A bioinformation services company run by a trio of University of Manitoba science alumni has been instrumental in bringing same-day COVID-19 tests of asymptomatic individuals to the province. Intrinsic Analytics, located on Taché Avenue at the Asper Institute on the St. Boniface Hospital campus, pivoted its lab services last spring to include RT-PCR assays of the coronavirus – the gold standard for such tests, according to the doctors who formed the company in 2012.
“We focus on individuals who may spread the virus unknowingly, such as asymptomatic and pre-symptomatic people, in order to detect the virus and limit its spread in workplaces or to the community,” Dr. Waylon Hunt said. “This is different than the testing done by the provincial health system, which tests people who have symptoms already.” The company’s CEO, Hunt has a bachelor’s degree in microbiology and a PhD in pharmacology and therapeutics. Dr. Ryan Mitchell is the company’s chief analytics officer, and has a bachelor’s degree with honours in microbiology and a PhD in pharmacology and therapeutics. Dr. Jon-Jon Santiago is the company’s chief scientific officer and has a bachelor’s degree in biochemistry and a master’s and doctorate in cardiovascular physiology.
Employers with workers who are required to travel, such as the trucking or aviation industries, or those who want to demonstrate the success of health and safety protocols at work, are among the company’s clients, as are employers in the film industry who want to ensure their crews are healthy to work.
“We handle collection, transportation, the lab work and get the results out in six hours,” Hunt said, adding that while it’s expensive to get a test, the public has also been booking individual coronavirus tests.
The company collects and processes samples 24 hours a day, seven days a week. The COVID-19 test specimens can either be collected on-site at an employer’s place of business, or at an employee’s house or hotel.
“We also have a quick way to detect any variant in the virus,” Santiago said, referring to the COVID-19 variants that have begun showing up in Canada and Manitoba.
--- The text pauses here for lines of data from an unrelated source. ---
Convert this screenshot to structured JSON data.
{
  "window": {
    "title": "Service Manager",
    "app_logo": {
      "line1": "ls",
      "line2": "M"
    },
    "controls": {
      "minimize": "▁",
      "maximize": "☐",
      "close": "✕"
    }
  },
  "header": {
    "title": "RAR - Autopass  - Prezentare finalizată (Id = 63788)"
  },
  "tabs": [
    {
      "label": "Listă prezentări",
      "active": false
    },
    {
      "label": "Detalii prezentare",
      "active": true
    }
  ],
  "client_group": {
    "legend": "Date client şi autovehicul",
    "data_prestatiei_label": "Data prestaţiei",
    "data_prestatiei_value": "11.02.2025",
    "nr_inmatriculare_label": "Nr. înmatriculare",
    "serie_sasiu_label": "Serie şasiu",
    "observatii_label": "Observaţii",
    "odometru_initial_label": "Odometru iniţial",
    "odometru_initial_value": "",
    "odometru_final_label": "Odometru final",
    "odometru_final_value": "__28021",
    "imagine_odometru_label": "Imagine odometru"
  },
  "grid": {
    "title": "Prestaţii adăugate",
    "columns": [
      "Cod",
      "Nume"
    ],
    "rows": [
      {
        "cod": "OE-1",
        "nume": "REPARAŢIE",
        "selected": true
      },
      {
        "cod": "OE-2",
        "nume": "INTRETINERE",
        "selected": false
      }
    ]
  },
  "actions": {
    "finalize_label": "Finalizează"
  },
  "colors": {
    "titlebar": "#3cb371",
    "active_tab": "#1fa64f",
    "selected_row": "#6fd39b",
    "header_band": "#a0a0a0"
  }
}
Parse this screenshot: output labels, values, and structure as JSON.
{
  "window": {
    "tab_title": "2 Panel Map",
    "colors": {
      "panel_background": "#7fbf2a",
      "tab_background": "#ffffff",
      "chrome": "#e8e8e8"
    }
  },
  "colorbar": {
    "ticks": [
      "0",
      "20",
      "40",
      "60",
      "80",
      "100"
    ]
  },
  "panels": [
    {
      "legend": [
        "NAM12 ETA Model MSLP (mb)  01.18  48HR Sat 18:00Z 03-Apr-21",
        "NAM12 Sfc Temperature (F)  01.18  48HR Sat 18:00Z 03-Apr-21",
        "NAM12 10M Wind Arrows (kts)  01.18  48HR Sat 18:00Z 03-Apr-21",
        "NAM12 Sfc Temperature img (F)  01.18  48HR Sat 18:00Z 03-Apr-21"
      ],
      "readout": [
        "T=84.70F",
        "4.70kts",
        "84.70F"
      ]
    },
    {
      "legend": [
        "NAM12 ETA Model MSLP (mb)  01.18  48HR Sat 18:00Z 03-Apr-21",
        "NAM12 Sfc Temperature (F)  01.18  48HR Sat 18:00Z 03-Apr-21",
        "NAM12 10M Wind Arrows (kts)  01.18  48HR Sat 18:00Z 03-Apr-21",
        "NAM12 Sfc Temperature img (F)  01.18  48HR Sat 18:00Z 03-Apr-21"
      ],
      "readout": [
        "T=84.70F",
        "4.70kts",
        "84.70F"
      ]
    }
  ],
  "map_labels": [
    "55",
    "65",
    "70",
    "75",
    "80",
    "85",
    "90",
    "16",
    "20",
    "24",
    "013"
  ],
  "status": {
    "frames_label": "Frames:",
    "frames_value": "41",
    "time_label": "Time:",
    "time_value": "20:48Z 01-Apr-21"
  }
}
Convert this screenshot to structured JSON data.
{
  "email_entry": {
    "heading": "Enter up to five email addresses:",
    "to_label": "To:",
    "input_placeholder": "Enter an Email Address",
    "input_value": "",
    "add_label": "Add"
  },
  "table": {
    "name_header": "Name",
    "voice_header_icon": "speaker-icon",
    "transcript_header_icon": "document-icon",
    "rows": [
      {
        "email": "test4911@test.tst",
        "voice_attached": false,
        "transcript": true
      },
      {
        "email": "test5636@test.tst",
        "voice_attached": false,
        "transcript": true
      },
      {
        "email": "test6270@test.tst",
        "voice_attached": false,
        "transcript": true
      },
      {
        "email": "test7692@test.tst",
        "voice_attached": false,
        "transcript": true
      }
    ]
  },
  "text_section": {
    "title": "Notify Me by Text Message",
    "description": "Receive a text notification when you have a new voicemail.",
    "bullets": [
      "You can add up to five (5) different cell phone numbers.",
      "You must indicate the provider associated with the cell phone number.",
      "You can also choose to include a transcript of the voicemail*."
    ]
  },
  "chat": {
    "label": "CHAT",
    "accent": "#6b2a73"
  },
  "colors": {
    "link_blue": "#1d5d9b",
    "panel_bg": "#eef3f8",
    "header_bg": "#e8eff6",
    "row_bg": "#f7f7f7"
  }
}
“Once we get a positive test result, we send the information back to the province’s Health Links for confirmation. That way, the person is brought into the health system for treatment.”
Another area of focus for the company is validation studies involving coronavirus protocols, devices and sanitization agents. Research is conducted in the company’s Level 2 biosafety lab, Santiago said.
The three doctors have worked hard to ensure their company has an excellent reputation. The trio first met as lab partners or while doing graduate-level training while they were at the university.
“Waylon was my lab partner in bio-chem, and we did our undergraduate degrees together,” Santiago said. “Waylon met Ryan when they were taking courses together and in the same department at Health Sciences Centre.”
“I was working as a banker for many years, but I wanted to go back to school as an adult,” Hunt said. “I knew a lot about customer service. We’d complain about the terrible service we were getting from medical supply and medical device companies in spite of the high cost of items required in the lab.”
The trio sat down over beer and pizza and dreamed up a better way to offer drug and alcohol testing in the province.
“When we first started, there was a lot of misinformation about testing,” Hunt said. “We were using our science credentials for evidence-based testing, but we still had to spend a lot of time educating our clients about what we do here.”